Hadleigh was changed, seemed more cared for, made more consciously ancient, preserved, precious. There were traffic lights at the approach to the town that he couldn’t remember from before. He drove in, over the river bridge. Down there on the right it had been, past the wineshop but before you reached the butcher, a low shop you went down a couple of steps to reach… .

And still was.

He parked the car on the opposite side, outside the vet’s, crossed the street, and walked a little way along. Outside the shop he paused and looked in through clouded windowpanes at polished furniture within, elegant, sparse, a porcelain leopard, brown spotted golden glaze, lazing in the center of a circular mahogany table, and behind it, standing there and talking to a customer, a brisk-looking very young man, a mere boy.

Rufus went down the steps and into the shop. The woman was leaving, hastened her leave-taking when she saw him. Rufus said: “I see you’ve changed hands. There used to be someone called Evans or Owens …”

“Mr. Evan, that’s right, not Evans. That’s my father. What made you think we’d changed hands? I mean, it doesn’t matter, but I’d be curious to know.”
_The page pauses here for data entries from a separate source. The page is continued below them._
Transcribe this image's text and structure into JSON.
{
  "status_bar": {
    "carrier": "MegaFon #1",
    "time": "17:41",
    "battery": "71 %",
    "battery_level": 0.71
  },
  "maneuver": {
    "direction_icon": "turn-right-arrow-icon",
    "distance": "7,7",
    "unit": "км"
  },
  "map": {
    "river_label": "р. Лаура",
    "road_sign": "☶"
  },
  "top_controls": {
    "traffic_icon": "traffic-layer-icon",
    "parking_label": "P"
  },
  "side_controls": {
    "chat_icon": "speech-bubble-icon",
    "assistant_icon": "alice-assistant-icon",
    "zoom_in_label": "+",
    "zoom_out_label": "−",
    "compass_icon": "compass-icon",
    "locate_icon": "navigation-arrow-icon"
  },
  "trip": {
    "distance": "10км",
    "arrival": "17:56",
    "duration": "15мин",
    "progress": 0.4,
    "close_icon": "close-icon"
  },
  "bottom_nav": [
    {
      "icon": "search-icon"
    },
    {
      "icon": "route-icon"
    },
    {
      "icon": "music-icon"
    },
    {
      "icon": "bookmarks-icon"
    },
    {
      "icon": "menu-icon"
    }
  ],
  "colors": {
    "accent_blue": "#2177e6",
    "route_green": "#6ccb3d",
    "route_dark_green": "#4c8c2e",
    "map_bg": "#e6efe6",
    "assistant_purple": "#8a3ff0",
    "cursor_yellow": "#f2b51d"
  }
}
Before Rufus could reply, Evan himself had come into the shop from a door at the back and was standing there spry and slightly smiling, looking not a day older than he had ten years before.

15

THE RIOTS OF THE NIGHT
before dominated the morning paper. Two of the eastern suburbs. It had begun when police went into a house in Whiteman Road to arrest a man suspected of robbery with violence and in the scuffle a woman had been knocked unconscious. The inhabitants of the house were black and one of the policemen was Indian and this had contributed to the outbreak of violence. A photograph showed the name of the street which was itself an irony. Down the road in Walthamstow they had overturned cars in Forest Road. Nearly every window for half a mile had been broken and a fire started down one of the side streets.
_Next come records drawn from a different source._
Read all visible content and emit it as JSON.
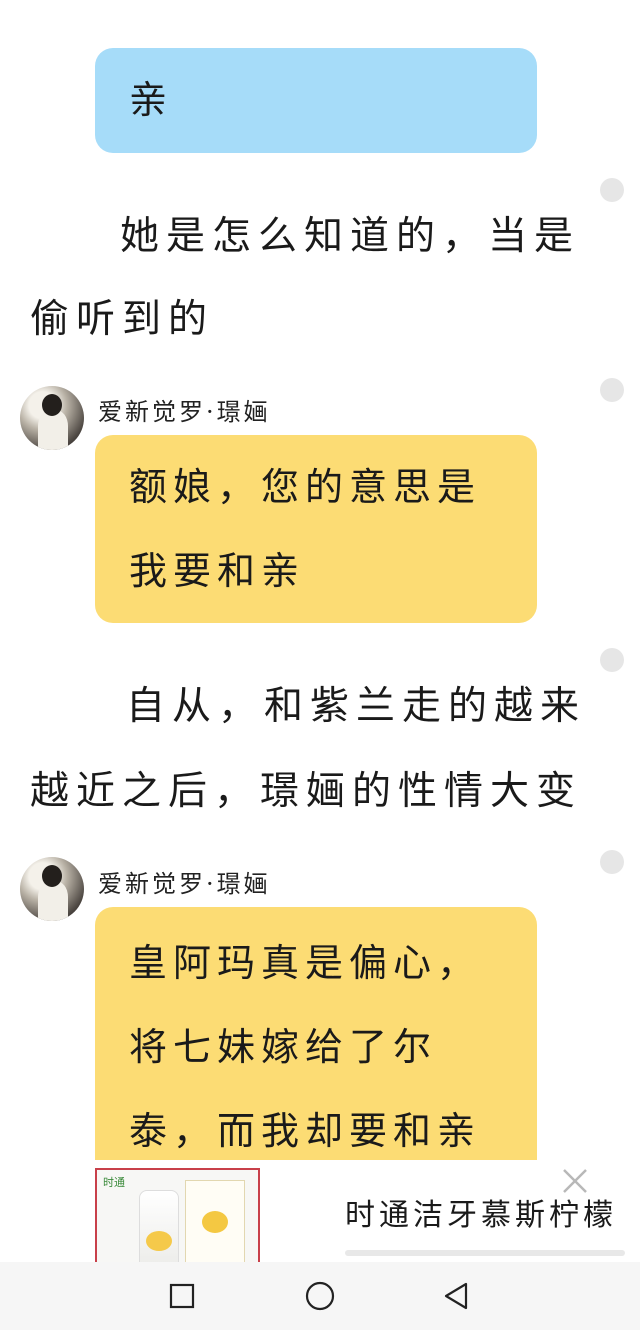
{
  "messages": {
    "bubble1": {
      "lines": [
        "亲"
      ]
    },
    "narration1": {
      "line1": "她是怎么知道的，当是",
      "line2": "偷听到的"
    },
    "sender1": {
      "name": "爱新觉罗·璟婳"
    },
    "bubble2": {
      "lines": [
        "额娘，您的意思是",
        "我要和亲"
      ]
    },
    "narration2": {
      "line1": "自从，和紫兰走的越来",
      "line2": "越近之后，璟婳的性情大变"
    },
    "sender2": {
      "name": "爱新觉罗·璟婳"
    },
    "bubble3": {
      "lines": [
        "皇阿玛真是偏心，",
        "将七妹嫁给了尔",
        "泰，而我却要和亲"
      ]
    }
  },
  "ad": {
    "title": "时通洁牙慕斯柠檬",
    "brand_logo": "时通"
  },
  "colors": {
    "blue_bubble": "#a6dcf9",
    "yellow_bubble": "#fcdc74",
    "ad_border": "#c8404a"
  },
  "icons": [
    "recents-square-icon",
    "home-circle-icon",
    "back-triangle-icon",
    "close-icon"
  ]
}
Anne, who liked to go shopping near there on a Saturday morning, was afraid to go near the place, so Adam went alone. But in places the damage was so bad that whole areas of street had been closed and the traffic diverted and Adam found himself in Hornsey, passing Hornsey Old Church, a route he had always consciously avoided, for this was the way he had come into London with Zosie.
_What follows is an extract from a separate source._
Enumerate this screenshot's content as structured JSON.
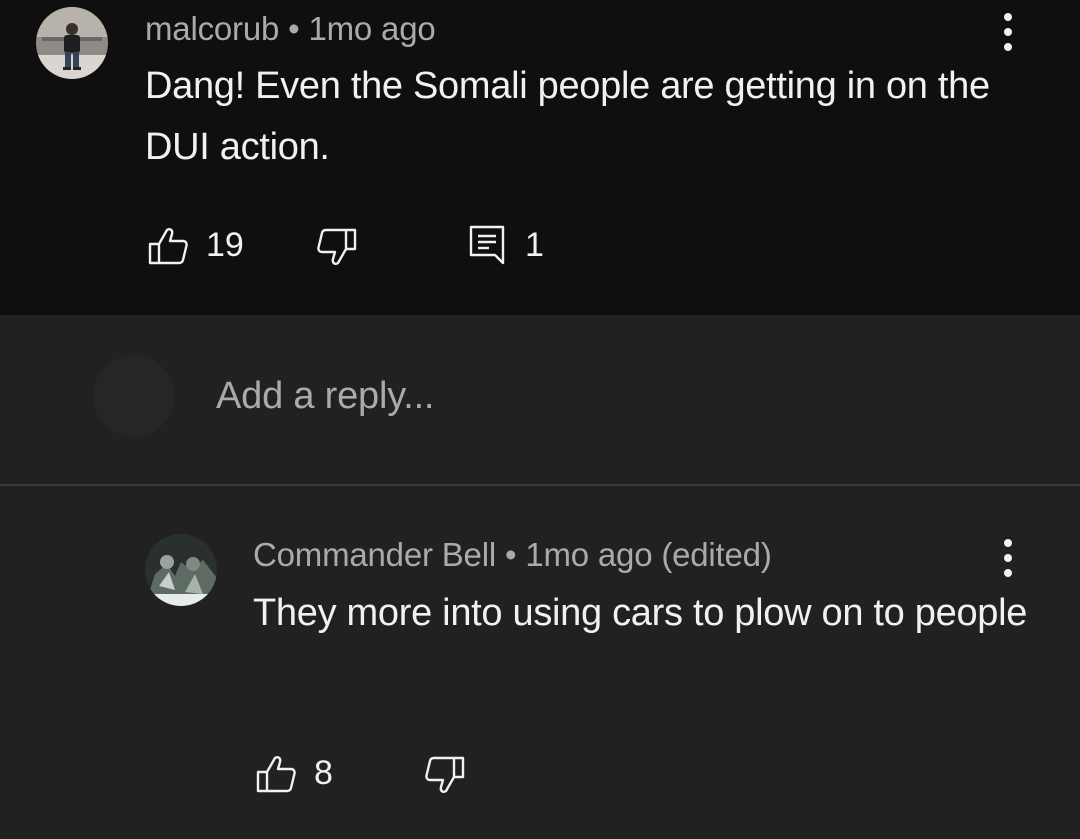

This time, of course, he was driving in thick traffic in the opposite direction and it was the church itself that alerted him to where he was, the church that looked as if it might be Victorian Gothic but was in fact a single medieval tower. It was a key in his memory that immediately gave access to the file of those last days. Here, with the church ahead of him on his left, he had nearly turned left and headed down to Holloway, Islington, the outskirts of the City. Zosie had the street atlas on her lap and he had said, “I don’t know why I’m going so far west. It might be better to go down to Holloway.”